Do I have to set any other parameters in the config data structure?

Did you generate the engine and deserialize it with the same GPU and the same TensorRT version?

Yes, I have only one GPU and only one version of TensorRT installed.

The gst-nvinfer is totally open source and it is a complete sample for the engine build and deserialize, you can debug and compare with your code.

I am doing that and the single point of failure I can find right now is the parameters passed in NvDsInferContextInitParams. However, since the config parsing and NvDsInferContextInitParams build process is so convoluted I am not sure if I’m missing something. The source code is almost unreadable.

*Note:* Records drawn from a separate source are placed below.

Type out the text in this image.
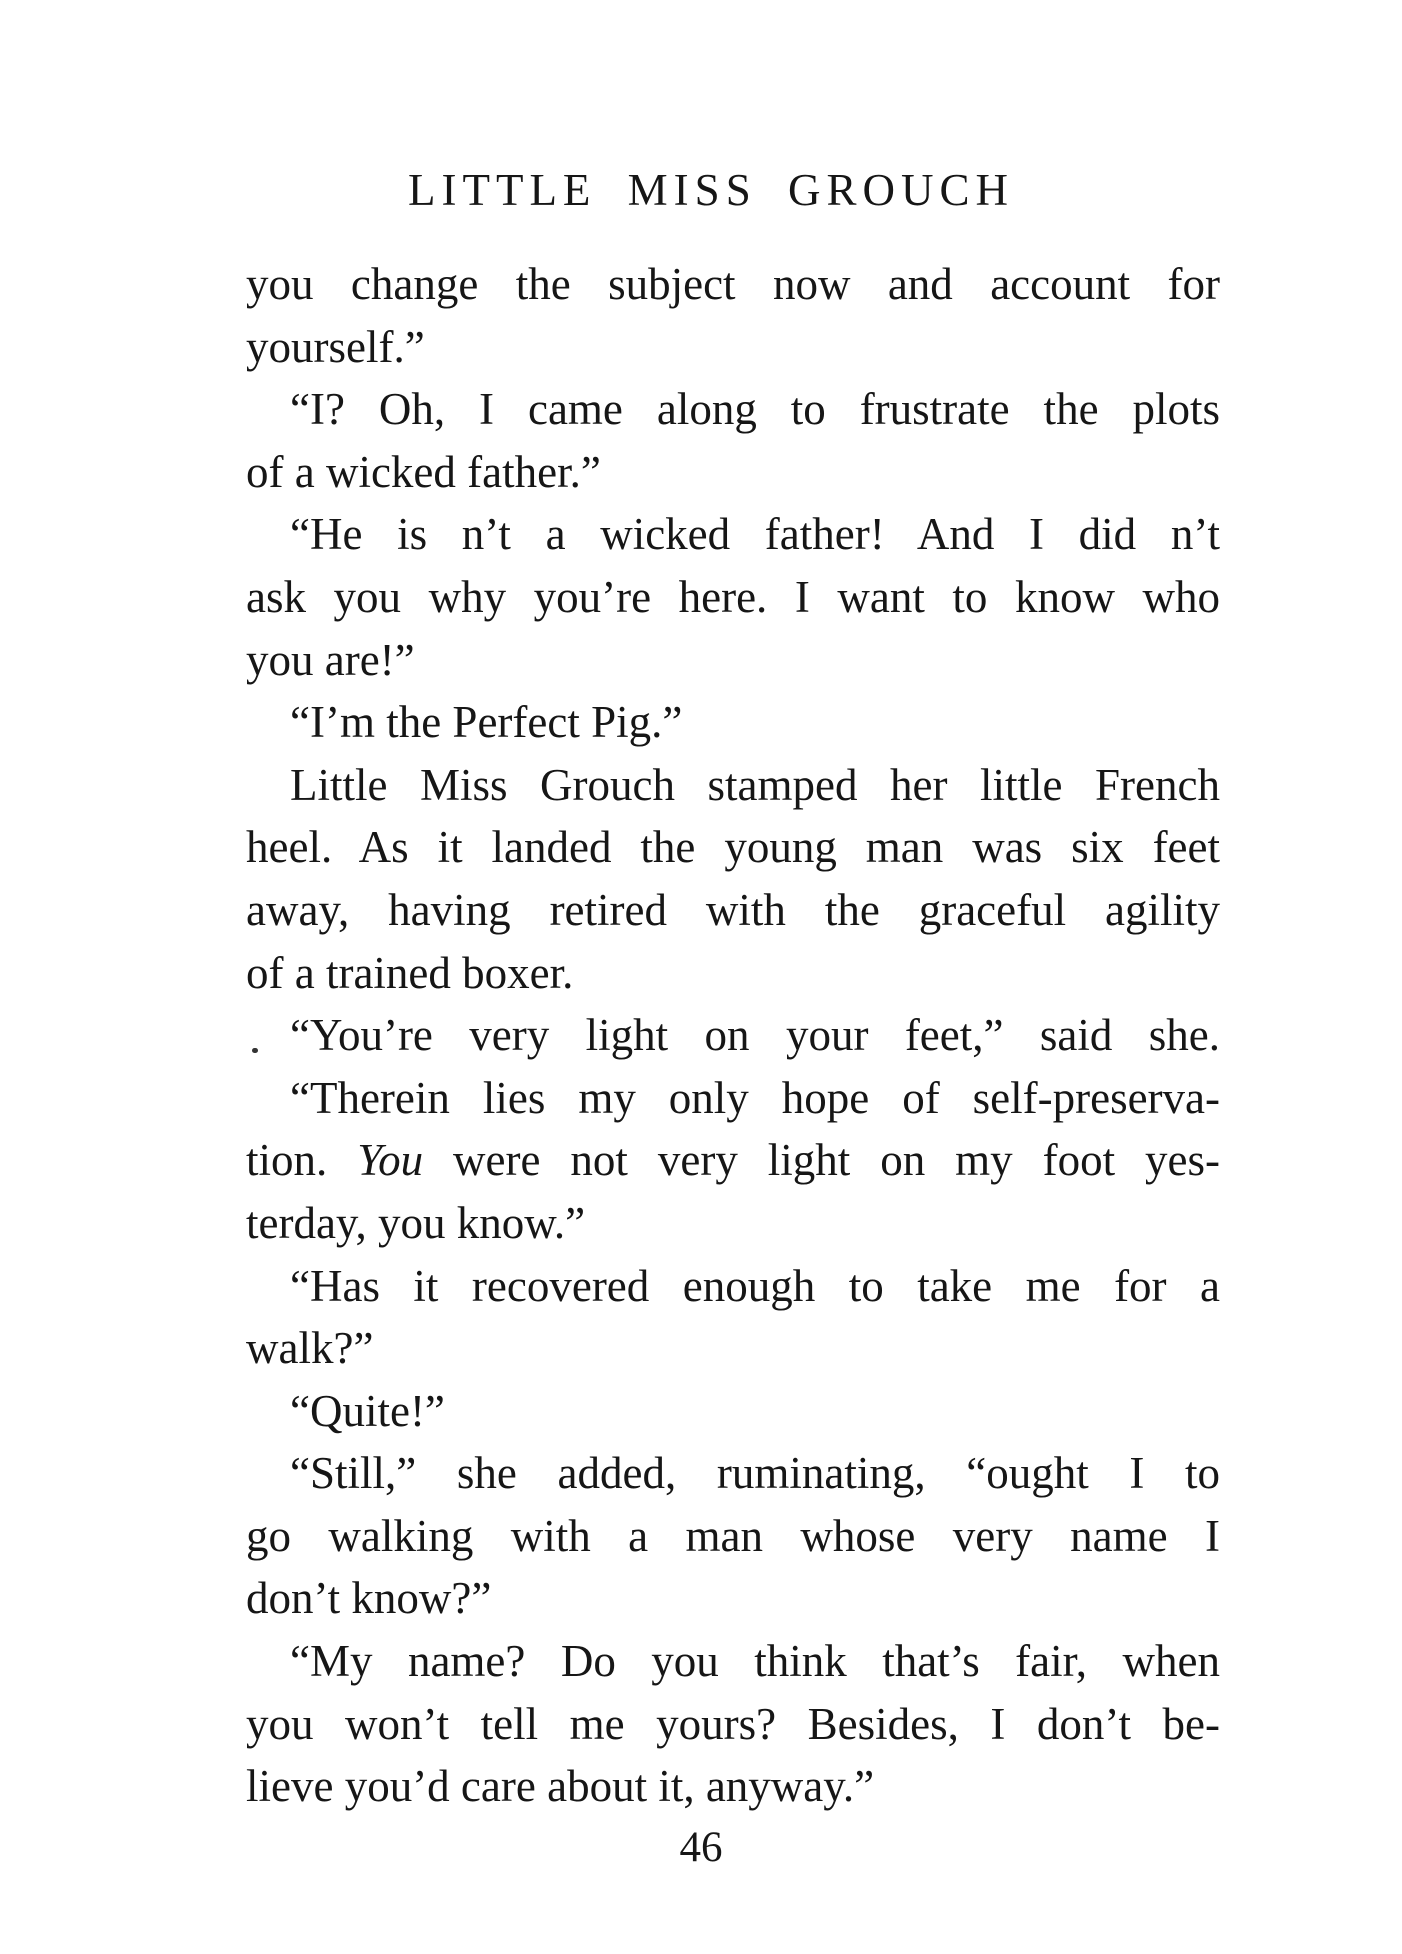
LITTLE MISS GROUCH
you change the subject now and account for
yourself.”
“I? Oh, I came along to frustrate the plots
of a wicked father.”
“He is n’t a wicked father! And I did n’t
ask you why you’re here. I want to know who
you are!”
“I’m the Perfect Pig.”
Little Miss Grouch stamped her little French
heel. As it landed the young man was six feet
away, having retired with the graceful agility
of a trained boxer.
“You’re very light on your feet,” said she.
“Therein lies my only hope of self-preserva-
tion. You were not very light on my foot yes-
terday, you know.”
“Has it recovered enough to take me for a
walk?”
“Quite!”
“Still,” she added, ruminating, “ought I to
go walking with a man whose very name I
don’t know?”
“My name? Do you think that’s fair, when
you won’t tell me yours? Besides, I don’t be-
lieve you’d care about it, anyway.”
46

Since the NvDsInferCudaEngineGetFromTltModel method is opaque I need the list of parameters needed by it. The NvDsInferContextInitParams struct has a plethora of fields which are irrelevant for building the model.

You can compare the content of NvDsInferContextInitParams in nvinfer and your implementation to look for the differences.

Compare them how? This is not python, so I can not just call print(). Even if I print each field, not all of them are used by that function. Therefore, comparing the contents is meaningless.

Should I understand that no-one at Nvidia knows how that plugin works anymore? If so, please make NvDsInferCudaEngineGetFromTltModel open source and I’ll come back with an answer myself.

Opaque APIs need a good documentation. Telling people to look in the source code to figure out how to use it is not acceptable.

The code is also c/c++ but not python. It is proprietary, it will not be open source.

gst-nvinfer has already shown how to use the APIs.

Yes, you are completely right. It does show how to use the API over thousands of lines of code that seem to be written by an intern who has just discovered OOP.

There is no update from you for a period, assuming this is not an issue anymore.
Hence we are closing this topic. If need further support, please open a new one.
Thanks

If you want a simple sample for building engine, you can refer to the TensorRT samples. TensorRT/samples at main · NVIDIA/TensorRT · GitHub

This topic was automatically closed 14 days after the last reply. New replies are no longer allowed.